I’ve been fortunate to have many great fundraising experiences over the years, working with inspired and inspiring donors, development professionals, and volunteer fundraisers. You may be disappointed by my favorite story, though. It’s not about a billion dollar gift, and I’m not even in it. I share it, though, because I found it so moving, and learned a powerful lesson from it.

The story concerns Dick Spangler. At the time, he was in his sixties and president of the University of North Carolina (UNC) system. A highly accomplished individual who distinguished himself both in business and academia, Dick previously had served as chairman of the Bank of North Carolina and chairman of the State Board of Education. He also chaired HBS’ first ever capital campaign.

Dick’s daughter was volunteering at a nursing home, and one day came home with news for him. “Your fourth-grade teacher is a resident there,” she said. “She’s so proud of you.” Dick didn’t recognize the woman’s name, and they went back and forth several times over her possible identity. Dick continued to draw a blank.

Eventually, Dick went to see this woman who claimed to have been his teacher, and he instantly recognized her. (He had been misled by the name his daughter had told him; the former teacher had married in the interim and taken the name of her husband, now deceased.) They had a nice chat, and Dick thought no more of it.

Some weeks later, his daughter came home with more news: “She wants to make a donation to the university.” Contemplating his already crowded schedule, Dick sighed inwardly, but resolved to return to the nursing home to accept what he assumed would be a check for a small amount of money.

He found his former teacher all dressed up with her financial adviser at her side.  The latter handed Dick a check for $1 million.
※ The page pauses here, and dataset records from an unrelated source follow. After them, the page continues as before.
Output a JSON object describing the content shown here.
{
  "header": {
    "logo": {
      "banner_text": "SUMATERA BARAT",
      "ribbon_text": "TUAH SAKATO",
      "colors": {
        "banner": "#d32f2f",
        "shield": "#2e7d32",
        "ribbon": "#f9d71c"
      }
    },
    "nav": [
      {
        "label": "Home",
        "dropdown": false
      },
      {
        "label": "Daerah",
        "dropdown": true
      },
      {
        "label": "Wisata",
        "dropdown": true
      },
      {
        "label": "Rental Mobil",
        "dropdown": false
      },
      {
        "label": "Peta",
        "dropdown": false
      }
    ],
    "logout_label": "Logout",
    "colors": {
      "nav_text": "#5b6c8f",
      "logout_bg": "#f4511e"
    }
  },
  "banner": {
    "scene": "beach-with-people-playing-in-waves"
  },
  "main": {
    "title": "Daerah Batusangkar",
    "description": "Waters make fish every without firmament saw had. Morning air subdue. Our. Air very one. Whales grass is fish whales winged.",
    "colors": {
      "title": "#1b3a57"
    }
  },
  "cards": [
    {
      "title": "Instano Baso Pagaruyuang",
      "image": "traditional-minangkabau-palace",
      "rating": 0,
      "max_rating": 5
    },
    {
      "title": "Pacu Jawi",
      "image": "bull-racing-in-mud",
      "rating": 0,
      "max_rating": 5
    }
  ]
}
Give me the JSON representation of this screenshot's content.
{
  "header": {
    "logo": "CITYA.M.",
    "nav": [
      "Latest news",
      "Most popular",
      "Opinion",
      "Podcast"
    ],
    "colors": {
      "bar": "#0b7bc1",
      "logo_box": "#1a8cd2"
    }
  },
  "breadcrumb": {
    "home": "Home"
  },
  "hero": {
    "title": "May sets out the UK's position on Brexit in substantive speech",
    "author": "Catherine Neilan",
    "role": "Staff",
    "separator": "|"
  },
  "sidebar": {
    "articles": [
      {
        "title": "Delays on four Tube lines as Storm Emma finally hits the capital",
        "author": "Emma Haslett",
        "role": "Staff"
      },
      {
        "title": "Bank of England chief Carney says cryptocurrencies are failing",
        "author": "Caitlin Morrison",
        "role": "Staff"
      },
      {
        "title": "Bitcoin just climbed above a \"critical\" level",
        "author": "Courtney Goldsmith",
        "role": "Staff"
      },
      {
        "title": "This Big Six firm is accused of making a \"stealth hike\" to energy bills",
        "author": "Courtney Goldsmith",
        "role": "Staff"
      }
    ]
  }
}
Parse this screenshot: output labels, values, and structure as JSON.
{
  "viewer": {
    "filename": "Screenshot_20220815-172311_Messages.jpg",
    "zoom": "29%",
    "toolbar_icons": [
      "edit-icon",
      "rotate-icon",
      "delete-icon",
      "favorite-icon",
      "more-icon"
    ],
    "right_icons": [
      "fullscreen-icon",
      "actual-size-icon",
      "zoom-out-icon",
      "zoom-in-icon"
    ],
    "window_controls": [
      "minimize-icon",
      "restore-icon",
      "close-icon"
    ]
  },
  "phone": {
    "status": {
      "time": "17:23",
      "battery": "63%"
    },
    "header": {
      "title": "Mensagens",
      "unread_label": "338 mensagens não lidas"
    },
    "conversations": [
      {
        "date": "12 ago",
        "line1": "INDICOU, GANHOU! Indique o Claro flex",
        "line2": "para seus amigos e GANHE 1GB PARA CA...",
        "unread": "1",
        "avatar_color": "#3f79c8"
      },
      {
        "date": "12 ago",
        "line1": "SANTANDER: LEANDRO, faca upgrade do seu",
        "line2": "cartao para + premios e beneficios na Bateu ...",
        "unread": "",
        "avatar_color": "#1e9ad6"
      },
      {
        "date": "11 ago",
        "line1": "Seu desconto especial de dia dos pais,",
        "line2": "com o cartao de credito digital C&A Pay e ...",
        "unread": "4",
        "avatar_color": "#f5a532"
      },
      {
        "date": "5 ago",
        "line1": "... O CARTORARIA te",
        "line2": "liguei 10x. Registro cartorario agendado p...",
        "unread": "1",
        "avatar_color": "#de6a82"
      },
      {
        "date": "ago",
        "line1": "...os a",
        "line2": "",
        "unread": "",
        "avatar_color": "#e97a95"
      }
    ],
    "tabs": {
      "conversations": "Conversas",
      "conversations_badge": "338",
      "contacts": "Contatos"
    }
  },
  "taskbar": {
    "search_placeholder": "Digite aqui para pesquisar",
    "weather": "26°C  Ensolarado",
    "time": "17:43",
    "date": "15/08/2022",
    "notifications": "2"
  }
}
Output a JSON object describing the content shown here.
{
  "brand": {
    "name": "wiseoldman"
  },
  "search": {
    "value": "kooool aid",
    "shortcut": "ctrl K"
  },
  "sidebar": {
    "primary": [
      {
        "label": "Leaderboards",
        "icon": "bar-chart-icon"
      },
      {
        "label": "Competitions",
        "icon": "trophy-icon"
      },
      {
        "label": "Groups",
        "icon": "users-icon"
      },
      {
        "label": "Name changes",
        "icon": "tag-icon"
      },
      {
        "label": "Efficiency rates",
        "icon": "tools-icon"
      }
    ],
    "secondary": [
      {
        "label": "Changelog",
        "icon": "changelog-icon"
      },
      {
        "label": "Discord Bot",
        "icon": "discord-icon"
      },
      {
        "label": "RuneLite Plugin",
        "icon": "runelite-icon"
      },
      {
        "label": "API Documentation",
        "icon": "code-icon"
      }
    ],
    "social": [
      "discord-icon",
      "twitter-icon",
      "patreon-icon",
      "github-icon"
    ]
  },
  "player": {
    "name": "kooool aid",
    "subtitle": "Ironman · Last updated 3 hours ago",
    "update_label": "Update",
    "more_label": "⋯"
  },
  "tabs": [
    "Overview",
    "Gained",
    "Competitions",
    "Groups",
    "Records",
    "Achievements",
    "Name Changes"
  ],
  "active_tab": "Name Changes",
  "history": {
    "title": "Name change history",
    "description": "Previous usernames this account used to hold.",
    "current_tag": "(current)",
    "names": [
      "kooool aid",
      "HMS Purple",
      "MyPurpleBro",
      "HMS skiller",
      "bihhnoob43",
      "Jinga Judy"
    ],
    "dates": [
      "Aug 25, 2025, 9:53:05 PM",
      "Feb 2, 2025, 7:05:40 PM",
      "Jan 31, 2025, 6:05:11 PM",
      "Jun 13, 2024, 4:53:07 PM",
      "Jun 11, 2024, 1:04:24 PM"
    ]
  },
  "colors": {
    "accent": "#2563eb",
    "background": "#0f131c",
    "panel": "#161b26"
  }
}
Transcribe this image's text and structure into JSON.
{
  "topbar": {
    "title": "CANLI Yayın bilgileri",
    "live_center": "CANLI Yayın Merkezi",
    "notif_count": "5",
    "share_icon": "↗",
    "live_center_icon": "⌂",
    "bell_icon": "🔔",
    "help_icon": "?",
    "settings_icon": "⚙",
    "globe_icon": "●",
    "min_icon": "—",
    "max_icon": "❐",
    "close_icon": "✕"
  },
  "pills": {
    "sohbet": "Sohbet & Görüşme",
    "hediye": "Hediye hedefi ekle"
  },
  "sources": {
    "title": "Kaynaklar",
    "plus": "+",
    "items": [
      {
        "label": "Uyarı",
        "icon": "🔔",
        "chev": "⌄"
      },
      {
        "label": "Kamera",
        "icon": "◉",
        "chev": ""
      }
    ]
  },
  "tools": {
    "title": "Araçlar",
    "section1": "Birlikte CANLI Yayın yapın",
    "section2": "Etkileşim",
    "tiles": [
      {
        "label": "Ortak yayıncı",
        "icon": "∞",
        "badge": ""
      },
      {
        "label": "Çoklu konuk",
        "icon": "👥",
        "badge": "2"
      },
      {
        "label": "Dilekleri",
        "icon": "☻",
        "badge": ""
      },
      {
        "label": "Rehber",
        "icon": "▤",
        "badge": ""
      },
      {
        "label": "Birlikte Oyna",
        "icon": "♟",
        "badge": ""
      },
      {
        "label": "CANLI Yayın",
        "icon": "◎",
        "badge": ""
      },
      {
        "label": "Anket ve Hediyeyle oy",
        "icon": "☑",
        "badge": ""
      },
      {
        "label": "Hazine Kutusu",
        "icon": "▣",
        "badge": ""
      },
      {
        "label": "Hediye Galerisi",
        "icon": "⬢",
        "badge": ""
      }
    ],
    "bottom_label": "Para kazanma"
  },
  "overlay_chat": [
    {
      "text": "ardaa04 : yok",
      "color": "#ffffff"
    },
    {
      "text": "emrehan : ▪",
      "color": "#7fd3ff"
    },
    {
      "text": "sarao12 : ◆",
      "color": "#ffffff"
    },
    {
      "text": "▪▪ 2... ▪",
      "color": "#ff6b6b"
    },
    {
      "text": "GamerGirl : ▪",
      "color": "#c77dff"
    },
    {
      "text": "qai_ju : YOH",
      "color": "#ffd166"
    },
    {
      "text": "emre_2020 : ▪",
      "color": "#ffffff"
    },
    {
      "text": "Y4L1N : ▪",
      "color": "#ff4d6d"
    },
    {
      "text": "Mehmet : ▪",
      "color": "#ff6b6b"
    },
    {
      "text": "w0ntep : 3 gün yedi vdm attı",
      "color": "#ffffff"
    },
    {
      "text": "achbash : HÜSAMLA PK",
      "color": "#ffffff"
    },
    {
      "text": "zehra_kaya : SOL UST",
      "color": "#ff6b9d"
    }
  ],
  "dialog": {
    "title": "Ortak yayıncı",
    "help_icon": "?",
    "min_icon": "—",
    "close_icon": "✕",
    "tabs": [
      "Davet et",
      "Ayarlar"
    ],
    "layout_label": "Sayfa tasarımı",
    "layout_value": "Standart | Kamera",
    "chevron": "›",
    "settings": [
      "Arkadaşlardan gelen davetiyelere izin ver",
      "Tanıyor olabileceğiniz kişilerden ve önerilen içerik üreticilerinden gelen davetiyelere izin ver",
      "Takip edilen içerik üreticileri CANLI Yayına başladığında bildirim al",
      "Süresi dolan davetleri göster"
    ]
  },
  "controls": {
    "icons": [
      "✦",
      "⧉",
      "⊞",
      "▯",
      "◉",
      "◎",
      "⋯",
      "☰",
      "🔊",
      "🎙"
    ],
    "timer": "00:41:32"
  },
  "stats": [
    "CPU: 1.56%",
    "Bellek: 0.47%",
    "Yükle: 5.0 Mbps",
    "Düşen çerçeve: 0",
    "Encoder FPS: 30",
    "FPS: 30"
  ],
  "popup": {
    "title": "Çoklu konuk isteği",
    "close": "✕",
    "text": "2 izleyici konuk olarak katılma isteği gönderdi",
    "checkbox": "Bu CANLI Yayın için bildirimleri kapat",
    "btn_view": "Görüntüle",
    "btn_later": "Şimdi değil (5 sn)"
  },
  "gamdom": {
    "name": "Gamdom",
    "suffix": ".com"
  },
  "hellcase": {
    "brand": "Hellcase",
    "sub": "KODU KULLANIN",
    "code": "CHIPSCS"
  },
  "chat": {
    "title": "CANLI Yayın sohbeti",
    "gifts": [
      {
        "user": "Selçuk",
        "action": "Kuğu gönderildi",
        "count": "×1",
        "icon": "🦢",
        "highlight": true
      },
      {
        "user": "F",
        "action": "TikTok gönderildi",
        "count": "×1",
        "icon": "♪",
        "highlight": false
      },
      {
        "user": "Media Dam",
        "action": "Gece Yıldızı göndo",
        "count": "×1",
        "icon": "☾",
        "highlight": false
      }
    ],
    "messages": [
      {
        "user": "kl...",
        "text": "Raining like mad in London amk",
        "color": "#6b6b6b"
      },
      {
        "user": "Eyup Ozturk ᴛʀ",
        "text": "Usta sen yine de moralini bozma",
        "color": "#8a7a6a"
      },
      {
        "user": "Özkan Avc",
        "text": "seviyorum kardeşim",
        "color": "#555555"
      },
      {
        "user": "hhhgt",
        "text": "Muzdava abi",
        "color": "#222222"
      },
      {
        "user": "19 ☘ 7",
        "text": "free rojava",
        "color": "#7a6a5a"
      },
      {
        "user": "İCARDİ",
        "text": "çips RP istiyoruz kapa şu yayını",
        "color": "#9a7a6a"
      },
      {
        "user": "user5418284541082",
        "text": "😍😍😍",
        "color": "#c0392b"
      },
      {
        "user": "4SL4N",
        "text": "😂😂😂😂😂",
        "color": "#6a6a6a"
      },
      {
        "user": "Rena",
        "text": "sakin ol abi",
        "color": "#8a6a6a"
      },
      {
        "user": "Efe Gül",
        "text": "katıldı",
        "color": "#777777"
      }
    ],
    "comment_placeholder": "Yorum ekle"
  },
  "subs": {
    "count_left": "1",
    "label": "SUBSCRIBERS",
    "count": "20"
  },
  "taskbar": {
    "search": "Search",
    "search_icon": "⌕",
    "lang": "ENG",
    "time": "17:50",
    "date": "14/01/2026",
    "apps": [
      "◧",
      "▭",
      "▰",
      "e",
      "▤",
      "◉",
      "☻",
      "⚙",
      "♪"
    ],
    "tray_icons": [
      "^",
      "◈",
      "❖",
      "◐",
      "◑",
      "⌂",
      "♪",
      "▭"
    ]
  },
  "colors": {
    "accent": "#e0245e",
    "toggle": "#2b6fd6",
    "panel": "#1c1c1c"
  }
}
Seeing his dumbfounded expression, the woman explained that she and her husband had accumulated some money over time, but had no children. She wanted to establish a scholarship fund at the UNC School she had attended.

Some years later, when Dick decided to make a legacy gift to UNC, he established a chair at each school in the system—and named the one at her alma mater in her honor.

The main lesson in this story, for me, is about respect. By any measure, Dick Spangler was an important and busy guy, but he took the time to meet with his former teacher a second time. And he later honored her memory with one of his own gifts, to the school they both loved. Being respectful to donors is fundamental for success. Hopefully, it comes naturally, and is reciprocal.